A conference on this topic will be hosted by the Austrian Academy of Sciences June 1–2, 2023. The organizational framework for the conference is the European Academies Research Initiative of the Leopoldina in Halle/Saale.
Is there a Nazi science policy and what does it consist of? How is it practiced in the occupied countries and how do national research systems emerge in Cold-War-Europe? The goal of the conference is to provide an overview of the development of science policy in occupied and liberated Europe, ca. 1930s–1960s as a basis for comparison. The conference aims at two perspectives of comparison – between the various occupied countries in Nazi Europe and between East and West in Cold-War-Europe.
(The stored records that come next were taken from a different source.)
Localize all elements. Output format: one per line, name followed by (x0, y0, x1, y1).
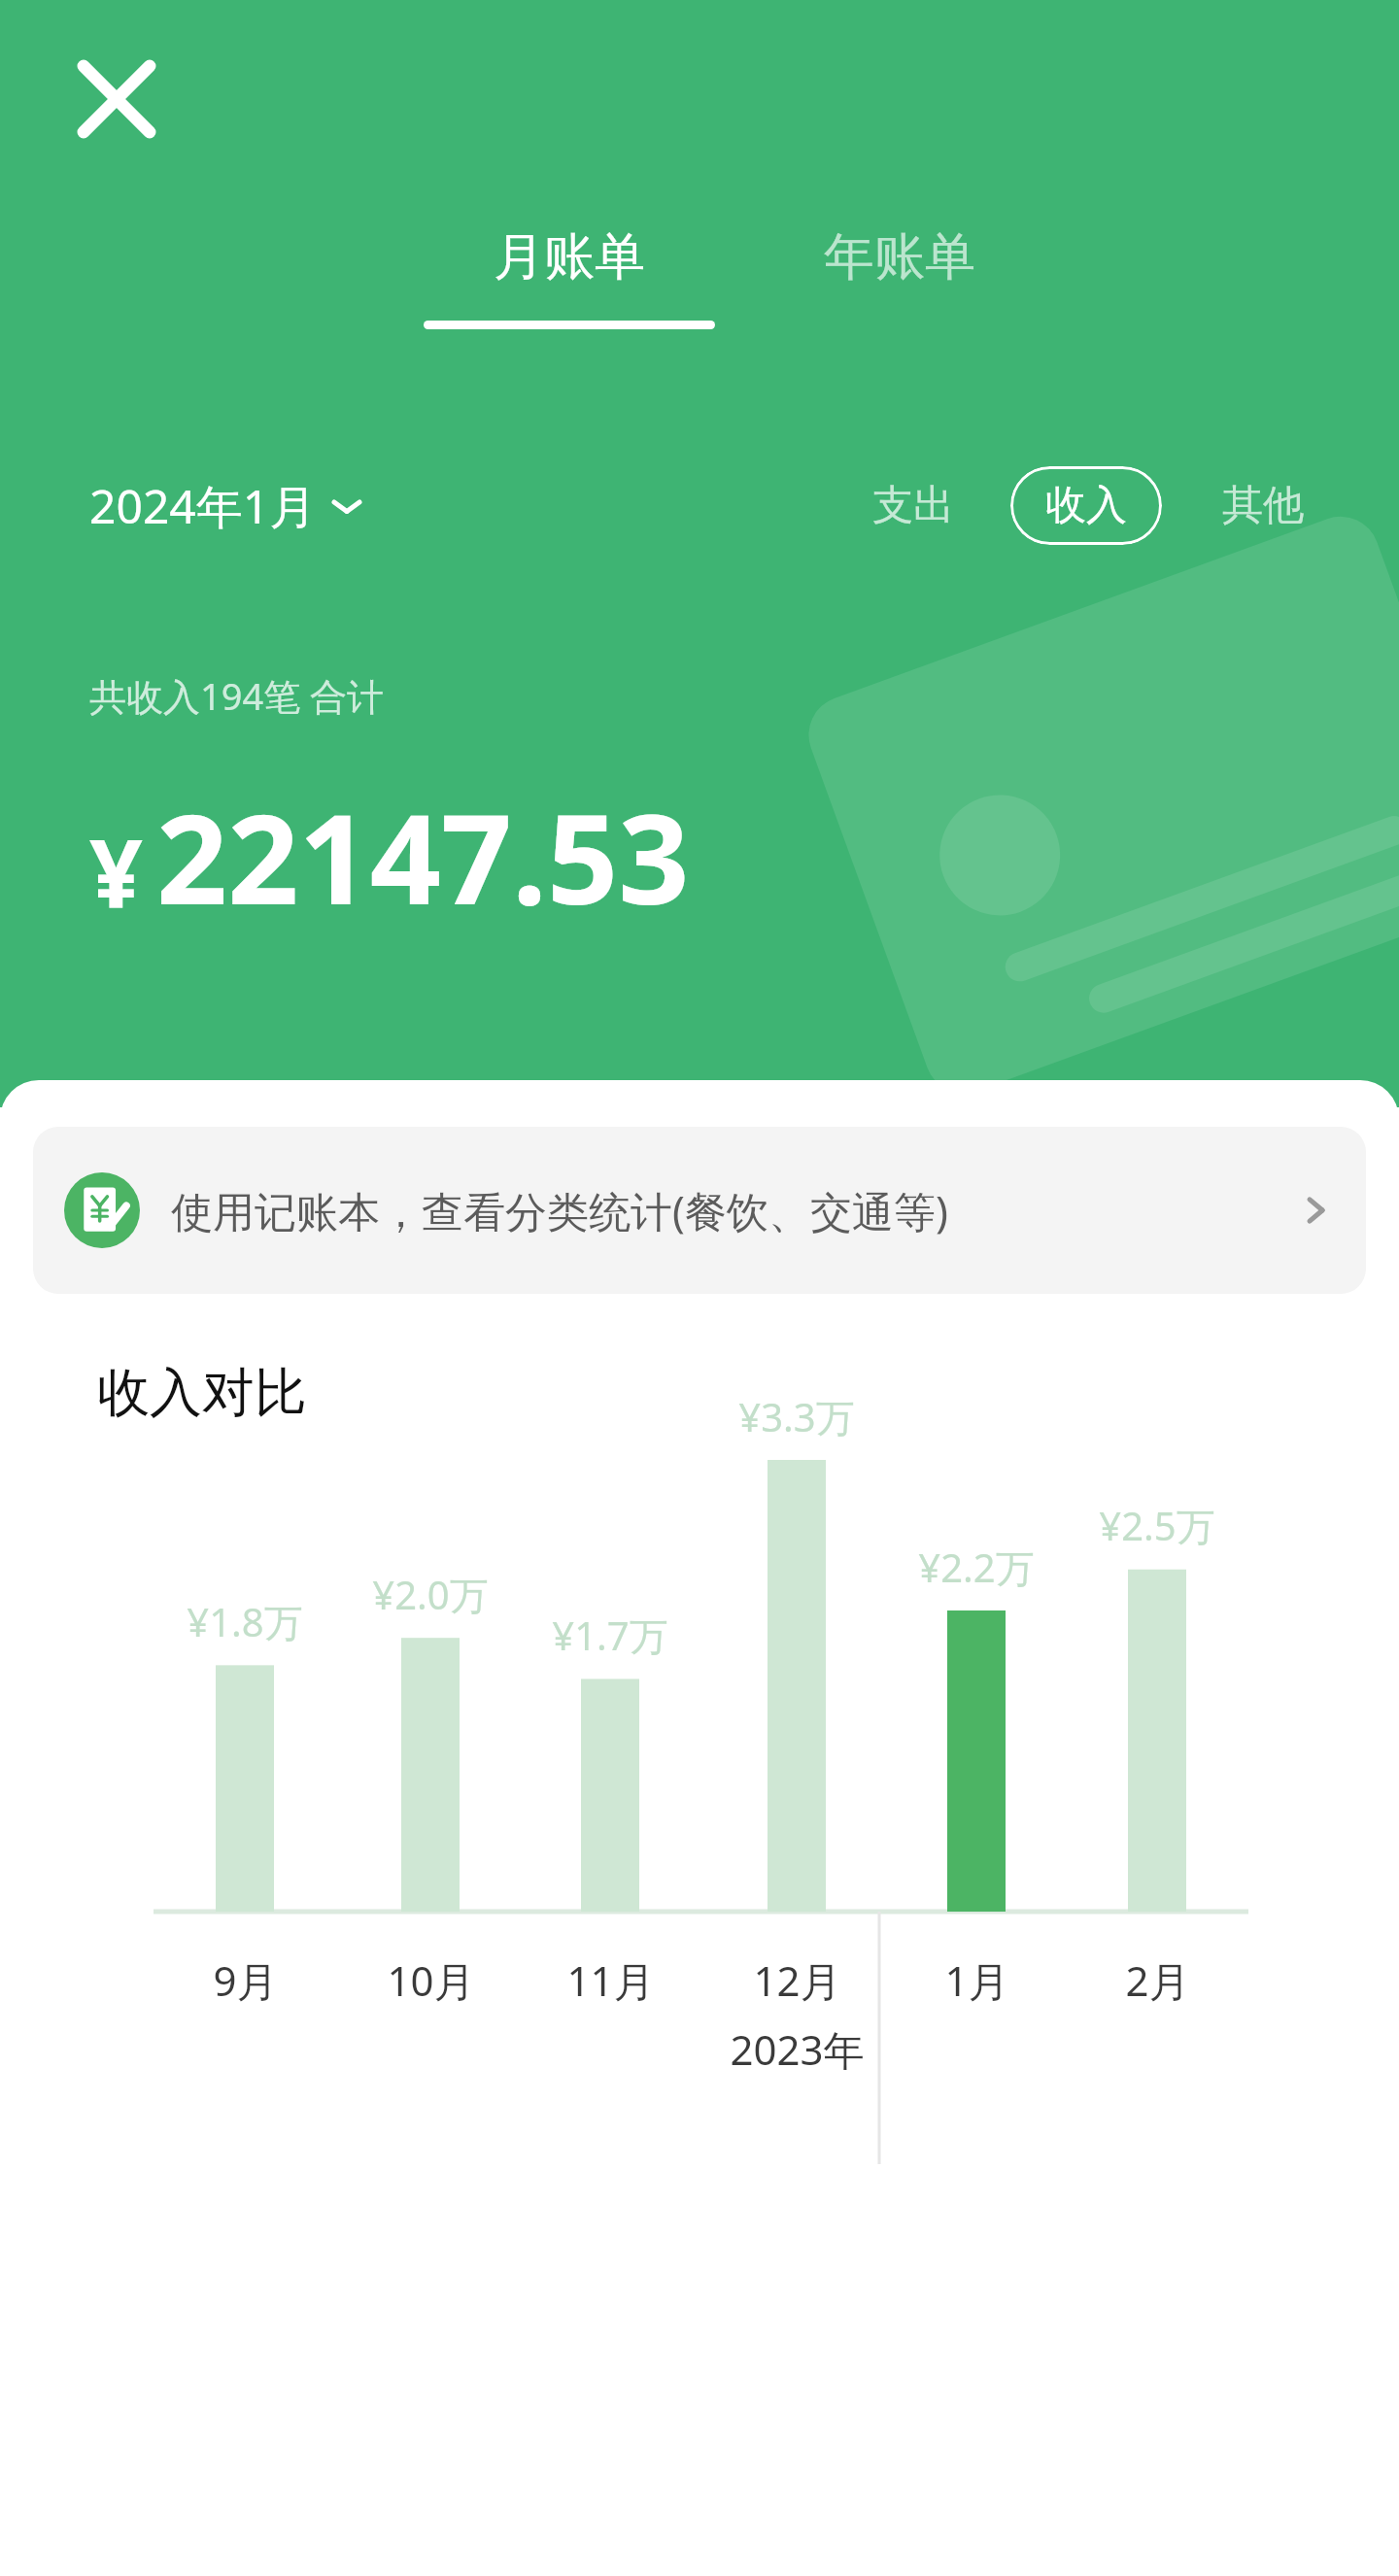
button[interactable]: 其他 (1205, 468, 1321, 543)
staticText: 11月 (566, 1952, 655, 2008)
button[interactable]: 支出 (855, 468, 972, 543)
button[interactable]: 2024年1月 (89, 474, 363, 538)
staticText: ¥2.2万 (918, 1541, 1035, 1594)
staticText: 其他 (1222, 480, 1304, 531)
staticText: 收入 (1045, 480, 1127, 531)
staticText: 使用记账本，查看分类统计(餐饮、交通等) (171, 1182, 948, 1239)
staticText: 9月 (213, 1952, 278, 2008)
button[interactable]: 月账单 (400, 225, 738, 329)
staticText: 2月 (1125, 1952, 1190, 2008)
staticText: 月账单 (494, 225, 645, 289)
button[interactable]: 收入 (1010, 466, 1162, 545)
staticText: ¥2.0万 (372, 1568, 489, 1621)
staticText: ¥3.3万 (738, 1390, 855, 1443)
staticText: 10月 (387, 1952, 475, 2008)
staticText: 共收入194笔 合计 (89, 670, 385, 721)
button[interactable]: 年账单 (801, 225, 999, 289)
staticText: ¥1.7万 (552, 1609, 668, 1662)
staticText: 2023年 (730, 2021, 865, 2077)
staticText: 2024年1月 (89, 474, 317, 538)
staticText: 支出 (872, 480, 954, 531)
staticText: 收入对比 (97, 1360, 307, 1426)
staticText: 12月 (753, 1952, 841, 2008)
staticText: 年账单 (824, 225, 975, 289)
button[interactable]: 使用记账本，查看分类统计(餐饮、交通等) (33, 1127, 1366, 1294)
staticText: 22147.53 (156, 771, 690, 940)
staticText: ¥ (89, 807, 143, 934)
button[interactable]: Close (49, 31, 185, 167)
staticText: ¥2.5万 (1099, 1499, 1215, 1552)
staticText: 1月 (944, 1952, 1009, 2008)
staticText: ¥1.8万 (187, 1595, 303, 1648)
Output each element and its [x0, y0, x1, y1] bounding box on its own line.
Specific questions to be negotiated in the conference are: What changed in science and research in Nazi occupied Europe, what changed after liberation in communist and western-oriented countries? To what extent did central authorities of the German Reich pursue research and university policies in and for the occupied countries, and how did German authorities and institutions interact with local actors? To what extent are there differences between territories integrated into the Third Reich and occupied territories? Did local actors set themselves research initiatives? Who determined what was researched? Which research was funded, which was not? What role did Academies of Sciences play, which other institutions were doing research in occupied Europe? How was science (re)organized and funded after liberation? Did the research system in individual countries benefit from the Cold War, and how? How did national research systems emerge in Cold-War-Europe (including both the communist and the OECD member countries)?